OJK Beri Keringanan Kredit ke Korban Bencana Sumatra, Berlaku 3 Tahun
Otoritas Jasa Keuangan (OJK) memberlakukan restrukturisasi kredit bagi korban bencana di Pulau Sumatra selama 3 tahun ke depan.
Ketua Dewan Komisioner OJK Mahendra Siregar menegaskan restrukturisasi kredit diperbolehkan dalam Peraturan OJK (POJK) Nomor 19 Tahun 2022. Ia menyebut pertimbangannya adalah penanggulangan bencana.
Mahendra menjelaskan ada 3 elemen utama dalam proses restrukturisasi kredit bagi korban bencana di Aceh, Sumatra Utara (Sumut), dan Sumatra Barat (Sumbar).

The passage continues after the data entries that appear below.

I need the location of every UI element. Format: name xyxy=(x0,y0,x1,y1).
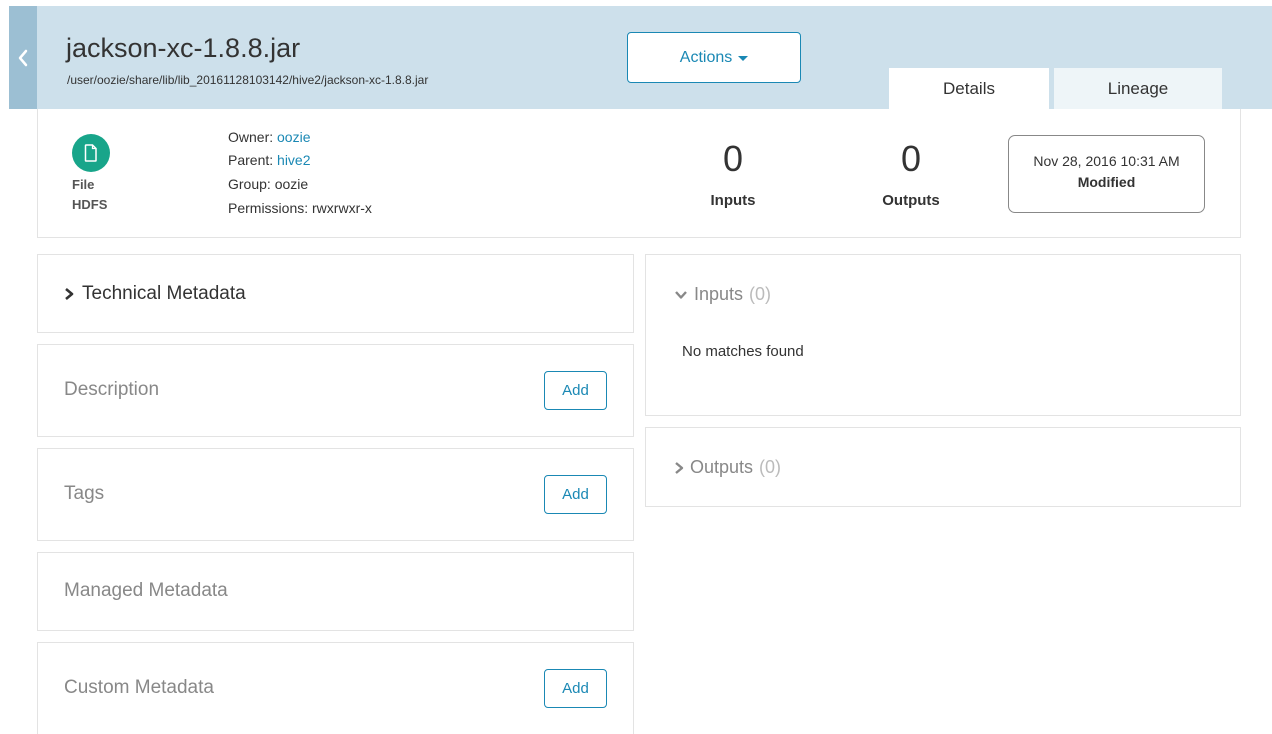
technical-metadata-card: Technical Metadata xyxy=(37,254,634,333)
add-tags-button[interactable]: Add xyxy=(544,475,607,514)
technical-metadata-title: Technical Metadata xyxy=(82,283,246,304)
custom-metadata-title: Custom Metadata xyxy=(64,677,214,698)
caret-down-icon xyxy=(738,56,749,61)
back-button[interactable] xyxy=(9,6,37,109)
outputs-count: 0 xyxy=(900,138,922,179)
inputs-stat-label: Inputs xyxy=(710,192,756,209)
modified-date: Nov 28, 2016 10:31 AM xyxy=(1033,153,1180,169)
inputs-panel-count: (0) xyxy=(749,284,772,304)
owner-label: Owner: xyxy=(228,129,274,145)
chevron-right-icon xyxy=(65,288,74,300)
outputs-panel-count: (0) xyxy=(759,457,782,477)
entity-source: HDFS xyxy=(72,197,108,212)
left-gutter xyxy=(0,0,9,734)
document-icon xyxy=(84,144,97,162)
managed-metadata-card: Managed Metadata xyxy=(37,552,634,631)
file-icon xyxy=(72,134,110,172)
add-custom-metadata-button[interactable]: Add xyxy=(544,669,607,708)
description-card: Description Add xyxy=(37,344,634,437)
modified-label: Modified xyxy=(1077,174,1136,190)
actions-label: Actions xyxy=(679,48,733,66)
outputs-panel-toggle[interactable]: Outputs (0) xyxy=(674,457,781,478)
tags-card: Tags Add xyxy=(37,448,634,541)
actions-button[interactable]: Actions xyxy=(627,32,801,83)
description-title: Description xyxy=(64,379,160,400)
tags-title: Tags xyxy=(64,483,105,504)
managed-metadata-title: Managed Metadata xyxy=(64,580,228,601)
entity-type: File xyxy=(72,177,95,192)
owner-line: Owner: oozie xyxy=(228,129,310,145)
tab-details[interactable]: Details xyxy=(889,68,1049,109)
custom-metadata-card: Custom Metadata Add xyxy=(37,642,634,734)
parent-label: Parent: xyxy=(228,152,274,168)
group-line: Group: oozie xyxy=(228,176,309,192)
tab-lineage[interactable]: Lineage xyxy=(1054,68,1222,109)
permissions-line: Permissions: rwxrwxr-x xyxy=(228,200,372,216)
add-description-button[interactable]: Add xyxy=(544,371,607,410)
parent-line: Parent: hive2 xyxy=(228,152,311,168)
inputs-count: 0 xyxy=(722,138,744,179)
inputs-panel: Inputs (0) No matches found xyxy=(645,254,1241,416)
parent-link[interactable]: hive2 xyxy=(277,152,310,168)
inputs-panel-title: Inputs xyxy=(694,284,744,304)
inputs-panel-toggle[interactable]: Inputs (0) xyxy=(674,284,771,305)
chevron-down-icon xyxy=(675,290,687,299)
outputs-panel-title: Outputs xyxy=(690,457,754,477)
modified-badge: Nov 28, 2016 10:31 AM Modified xyxy=(1008,135,1205,213)
chevron-left-icon xyxy=(18,49,28,66)
page-title: jackson-xc-1.8.8.jar xyxy=(66,33,301,63)
chevron-right-icon xyxy=(675,461,684,474)
file-path: /user/oozie/share/lib/lib_20161128103142… xyxy=(67,73,429,87)
outputs-stat-label: Outputs xyxy=(882,192,940,209)
technical-metadata-toggle[interactable]: Technical Metadata xyxy=(64,283,246,305)
inputs-empty-message: No matches found xyxy=(682,343,804,360)
owner-link[interactable]: oozie xyxy=(277,129,310,145)
outputs-panel: Outputs (0) xyxy=(645,427,1241,507)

"Pertama, berlakunya restrukturisasi kredit dari perbankan maupun pembiayaan dari seluruh lembaga keuangan yang ada. Apakah itu lembaga keuangan multifinance, lembaga keuangan mikro, dan semua yang ada," jelasnya dalam Konferensi Pers di Kemenko Perekonomian, Jakarta Pusat, Selasa (16/12).
"Berlaku untuk 3 tahun, untuk seluruh provinsi (Aceh, Sumut, dan Sumbar) dengan seluruh batasan besaran kredit," sambungnya.

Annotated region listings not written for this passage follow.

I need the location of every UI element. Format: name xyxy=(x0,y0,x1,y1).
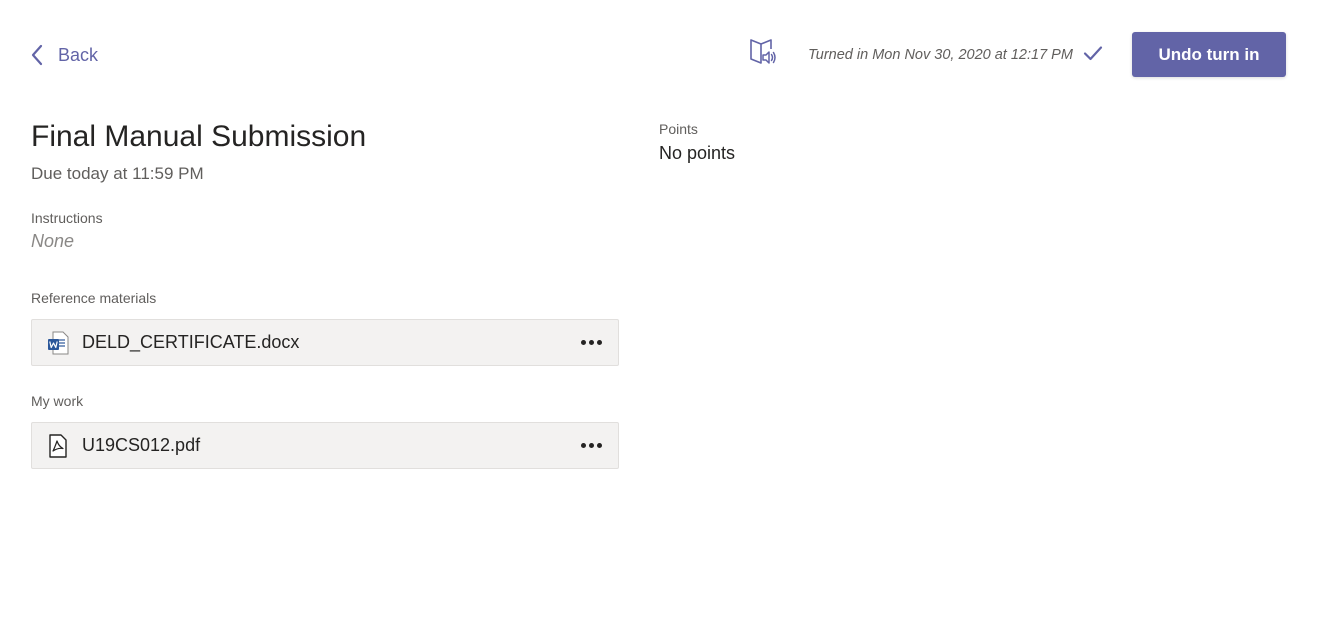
assignment-page: Back Turned in Mon Nov 30, 2020 at 12:17… xyxy=(0,0,1320,627)
chevron-left-icon xyxy=(30,44,44,66)
more-icon-dot xyxy=(588,443,594,448)
my-work-label: My work xyxy=(31,393,84,409)
back-label: Back xyxy=(58,44,99,65)
my-work-file-name: U19CS012.pdf xyxy=(82,435,201,455)
instructions-label: Instructions xyxy=(31,210,103,226)
immersive-reader-icon xyxy=(749,37,777,72)
points-value: No points xyxy=(659,143,736,163)
immersive-reader-button[interactable] xyxy=(748,38,778,70)
points-label: Points xyxy=(659,121,698,137)
more-icon-dot xyxy=(596,443,602,448)
pdf-file-icon xyxy=(47,433,69,458)
more-options-button[interactable] xyxy=(576,328,606,358)
back-link[interactable]: Back xyxy=(30,40,98,70)
instructions-value: None xyxy=(31,231,75,251)
more-icon xyxy=(580,443,586,448)
more-options-button[interactable] xyxy=(576,431,606,461)
reference-file-name: DELD_CERTIFICATE.docx xyxy=(82,332,300,352)
due-date: Due today at 11:59 PM xyxy=(31,164,204,183)
more-icon xyxy=(580,340,586,345)
more-icon-dot xyxy=(596,340,602,345)
turned-in-status: Turned in Mon Nov 30, 2020 at 12:17 PM xyxy=(808,45,1103,65)
turned-in-text: Turned in Mon Nov 30, 2020 at 12:17 PM xyxy=(808,47,1073,63)
word-file-icon xyxy=(47,331,69,355)
more-icon-dot xyxy=(588,340,594,345)
my-work-file-card[interactable]: U19CS012.pdf xyxy=(31,422,619,469)
reference-materials-label: Reference materials xyxy=(31,290,157,306)
checkmark-icon xyxy=(1083,45,1103,65)
reference-file-card[interactable]: DELD_CERTIFICATE.docx xyxy=(31,319,619,366)
page-title: Final Manual Submission xyxy=(31,120,367,153)
undo-turn-in-button[interactable]: Undo turn in xyxy=(1132,32,1286,77)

Kedua, OJK menekankan status kredit yang diberikan restrukturisasi dianggap current atau lancar. Keringanan itu membuat para korban bencana bisa mengajukan permohonan kredit atau pembiayaan baru, sesuai dengan kebutuhannya.

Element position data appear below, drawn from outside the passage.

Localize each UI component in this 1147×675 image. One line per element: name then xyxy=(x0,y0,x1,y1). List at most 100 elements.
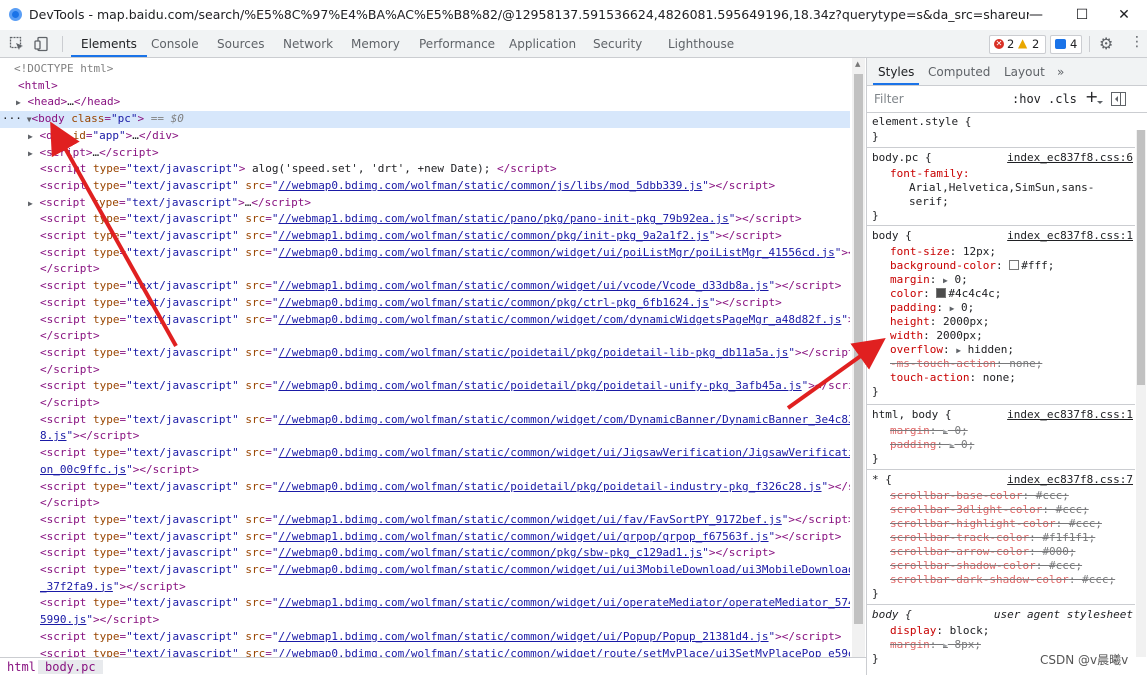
script-close-tag[interactable]: </script> xyxy=(0,395,850,412)
css-declaration[interactable]: width: 2000px; xyxy=(890,329,983,342)
css-declaration[interactable]: scrollbar-track-color: #f1f1f1; xyxy=(890,531,1095,544)
tab-network[interactable]: Network xyxy=(283,30,333,57)
collapsed-node[interactable]: ▶ <head>…</head> xyxy=(0,94,850,111)
tab-security[interactable]: Security xyxy=(593,30,642,57)
class-toggle[interactable]: .cls xyxy=(1048,90,1077,108)
css-declaration[interactable]: padding: ▶ 0; xyxy=(890,301,974,314)
css-declaration[interactable]: margin: ▶ 0; xyxy=(890,273,968,286)
script-node[interactable]: <script type="text/javascript" src="//we… xyxy=(0,445,850,462)
dom-tree[interactable]: <!DOCTYPE html> <html> ▶ <head>…</head> ···… xyxy=(0,58,850,657)
script-close-tag[interactable]: </script> xyxy=(0,362,850,379)
property-value[interactable]: Arial,Helvetica,SimSun,sans- xyxy=(909,181,1094,194)
rule-selector[interactable]: body.pc { xyxy=(872,151,932,164)
rule-source-link[interactable]: index_ec837f8.css:1 xyxy=(1007,229,1133,242)
script-node[interactable]: <script type="text/javascript" src="//we… xyxy=(0,646,850,658)
tab-performance[interactable]: Performance xyxy=(419,30,495,57)
css-declaration[interactable]: font-size: 12px; xyxy=(890,245,996,258)
breadcrumb-html[interactable]: html xyxy=(7,660,36,674)
property-value[interactable]: serif; xyxy=(909,195,949,208)
maximize-button[interactable]: ☐ xyxy=(1059,0,1105,30)
script-node[interactable]: <script type="text/javascript" src="//we… xyxy=(0,228,850,245)
script-node[interactable]: <script type="text/javascript" src="//we… xyxy=(0,512,850,529)
toggle-sidebar-icon[interactable] xyxy=(1111,92,1126,106)
selected-body-node[interactable]: ··· ▼<body class="pc"> == $0 xyxy=(0,111,850,128)
rule-source-link[interactable]: index_ec837f8.css:7 xyxy=(1007,473,1133,486)
script-node-continued[interactable]: 5990.js"></script> xyxy=(0,612,850,629)
scrollbar-thumb[interactable] xyxy=(1137,130,1145,385)
rule-selector[interactable]: html, body { xyxy=(872,408,951,421)
script-node[interactable]: <script type="text/javascript" src="//we… xyxy=(0,345,850,362)
property-name[interactable]: font-family: xyxy=(890,167,969,180)
css-declaration[interactable]: margin: ▶ 8px; xyxy=(890,638,981,651)
inspect-element-icon[interactable] xyxy=(9,36,25,52)
script-node[interactable]: <script type="text/javascript" src="//we… xyxy=(0,378,850,395)
css-declaration[interactable]: scrollbar-shadow-color: #ccc; xyxy=(890,559,1082,572)
collapsed-node[interactable]: ▶ <script type="text/javascript">…</scri… xyxy=(0,195,850,212)
css-declaration[interactable]: display: block; xyxy=(890,624,989,637)
more-options-icon[interactable]: ⋮ xyxy=(1130,34,1144,50)
css-declaration[interactable]: -ms-touch-action: none; xyxy=(890,357,1042,370)
tab-computed[interactable]: Computed xyxy=(928,58,990,85)
script-node[interactable]: <script type="text/javascript" src="//we… xyxy=(0,178,850,195)
hover-state-toggle[interactable]: :hov xyxy=(1012,90,1041,108)
script-node[interactable]: <script type="text/javascript" src="//we… xyxy=(0,245,850,262)
css-declaration[interactable]: scrollbar-3dlight-color: #ccc; xyxy=(890,503,1089,516)
rule-selector[interactable]: body { xyxy=(872,229,912,242)
tab-memory[interactable]: Memory xyxy=(351,30,400,57)
css-declaration[interactable]: scrollbar-dark-shadow-color: #ccc; xyxy=(890,573,1115,586)
html-node[interactable]: <html> xyxy=(0,78,850,95)
tab-layout[interactable]: Layout xyxy=(1004,58,1045,85)
minimize-button[interactable]: — xyxy=(1013,0,1059,30)
script-node[interactable]: <script type="text/javascript" src="//we… xyxy=(0,211,850,228)
script-node[interactable]: <script type="text/javascript" src="//we… xyxy=(0,312,850,329)
tab-sources[interactable]: Sources xyxy=(217,30,264,57)
rule-source-link[interactable]: index_ec837f8.css:1 xyxy=(1007,408,1133,421)
script-node[interactable]: <script type="text/javascript"> alog('sp… xyxy=(0,161,850,178)
css-declaration[interactable]: overflow: ▶ hidden; xyxy=(890,343,1014,356)
script-node[interactable]: <script type="text/javascript" src="//we… xyxy=(0,295,850,312)
rule-source-link[interactable]: index_ec837f8.css:6 xyxy=(1007,151,1133,164)
collapsed-node[interactable]: ▶ <script>…</script> xyxy=(0,145,850,162)
script-close-tag[interactable]: </script> xyxy=(0,261,850,278)
css-declaration[interactable]: scrollbar-base-color: #ccc; xyxy=(890,489,1069,502)
script-node-continued[interactable]: 8.js"></script> xyxy=(0,428,850,445)
css-declaration[interactable]: height: 2000px; xyxy=(890,315,989,328)
tab-lighthouse[interactable]: Lighthouse xyxy=(668,30,734,57)
rule-selector[interactable]: element.style { xyxy=(872,115,971,128)
scrollbar-thumb[interactable] xyxy=(854,74,863,624)
css-declaration[interactable]: margin: ▶ 0; xyxy=(890,424,968,437)
script-node[interactable]: <script type="text/javascript" src="//we… xyxy=(0,595,850,612)
script-close-tag[interactable]: </script> xyxy=(0,328,850,345)
scroll-up-icon[interactable]: ▲ xyxy=(855,60,860,68)
script-close-tag[interactable]: </script> xyxy=(0,495,850,512)
more-tabs-chevron-icon[interactable]: » xyxy=(1057,58,1064,85)
script-node[interactable]: <script type="text/javascript" src="//we… xyxy=(0,629,850,646)
css-declaration[interactable]: scrollbar-arrow-color: #000; xyxy=(890,545,1075,558)
script-node[interactable]: <script type="text/javascript" src="//we… xyxy=(0,545,850,562)
rule-selector[interactable]: body { xyxy=(872,608,912,621)
css-declaration[interactable]: padding: ▶ 0; xyxy=(890,438,974,451)
styles-scrollbar[interactable] xyxy=(1136,130,1146,657)
close-button[interactable]: ✕ xyxy=(1101,0,1147,30)
tab-elements[interactable]: Elements xyxy=(71,30,147,57)
settings-gear-icon[interactable]: ⚙ xyxy=(1099,34,1113,53)
messages-counter[interactable]: 4 xyxy=(1050,35,1082,54)
issues-counter[interactable]: ✕ 2 ▲ 2 xyxy=(989,35,1046,54)
collapsed-node[interactable]: ▶ <div id="app">…</div> xyxy=(0,128,850,145)
tab-console[interactable]: Console xyxy=(151,30,199,57)
script-node[interactable]: <script type="text/javascript" src="//we… xyxy=(0,562,850,579)
css-declaration[interactable]: touch-action: none; xyxy=(890,371,1016,384)
tab-application[interactable]: Application xyxy=(509,30,576,57)
breadcrumb-body[interactable]: body.pc xyxy=(38,660,103,674)
script-node[interactable]: <script type="text/javascript" src="//we… xyxy=(0,529,850,546)
script-node-continued[interactable]: on_00c9ffc.js"></script> xyxy=(0,462,850,479)
styles-filter-input[interactable]: Filter xyxy=(870,90,998,108)
dom-tree-scrollbar[interactable]: ▲ xyxy=(852,58,865,657)
css-declaration[interactable]: background-color: #fff; xyxy=(890,259,1054,272)
css-declaration[interactable]: color: #4c4c4c; xyxy=(890,287,1001,300)
script-node[interactable]: <script type="text/javascript" src="//we… xyxy=(0,479,850,496)
script-node[interactable]: <script type="text/javascript" src="//we… xyxy=(0,412,850,429)
doctype-node[interactable]: <!DOCTYPE html> xyxy=(0,61,850,78)
script-node[interactable]: <script type="text/javascript" src="//we… xyxy=(0,278,850,295)
rule-selector[interactable]: * { xyxy=(872,473,892,486)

Ketiga, restrukturisasi untuk kredit dengan nilai mencapai Rp10 miliar.
Mahendra mengatakan ke depan hanya ditetapkan satu pilar alias berdasarkan kelancaran pembayaran kembali, sehingga tidak perlu persyaratan tambahan lainnya.
Akan tetapi, Mahendra menegaskan keringanan tersebut bukan berarti pemutihan atau penghapusan kredit.
Di lain sisi, Menteri Koordinator Bidang Perekonomian Airlangga Hartarto menegaskan bakal ada relaksasi khusus untuk kredit usaha rakyat (KUR). Pemerintah bahkan disebut-sebut tengah menyiapkan peraturan pemerintah (PP) khusus untuk mengakomodir hal tersebut.
"Khusus mengenai KUR-nya, nanti akan dibuatkan PP tersendiri terkait dengan di 3 provinsi, Aceh, Sumatera Utara, dan Sumatera Barat," jelas Menko Airlangga soal keringanan KUR korban bencana.
Anak buah Presiden Prabowo Subianto itu menegaskan pemerintah juga akan melakukan pemetaan dampak bencana terhadap para debitur. Setidaknya ada 2 fase pemetaan.
Fase pemetaan pertama dilakukan pada Desember 2025 sampai Maret 2026.
"Debitur nanti tidak membayar angsuran, dan penyalur tidak menerima angsuran dan juga tidak mengajukan klaim, dan penjamin atau asuransi tidak juga mengajukan klaim," tegas sang menko.
Selanjutnya, fase kedua adalah relaksasi kewajiban debitur KUR eksisting. Airlangga mengatakan ini terkait dengan debitur yang usahanya sama sekali tidak dapat dilanjutkan, di mana bakal ada periode relaksasi hingga potensi penghapusan utang KUR.
Di lain sisi, Pemerintah Indonesia juga bakal memberikan relaksasi KUR kepada pihak-pihak lain di luar korban bencana.
"Adalah perpanjangan tenor atau bisa juga penambahan daripada kredit atau suplesi. Kemudian, juga subsidi bunga dan subsidi margin yang diberlakukan untuk 2026 di 0 persen dan 2027 di 3 persen," jelasnya.
Airlangga menerangkan, bagi debitur baru, suku bunga ditetapkan 0 persen pada 2026 dan 3 persen pada 2027. Pada tahun berikutnya, suku bunga kembali normal menjadi 6 persen.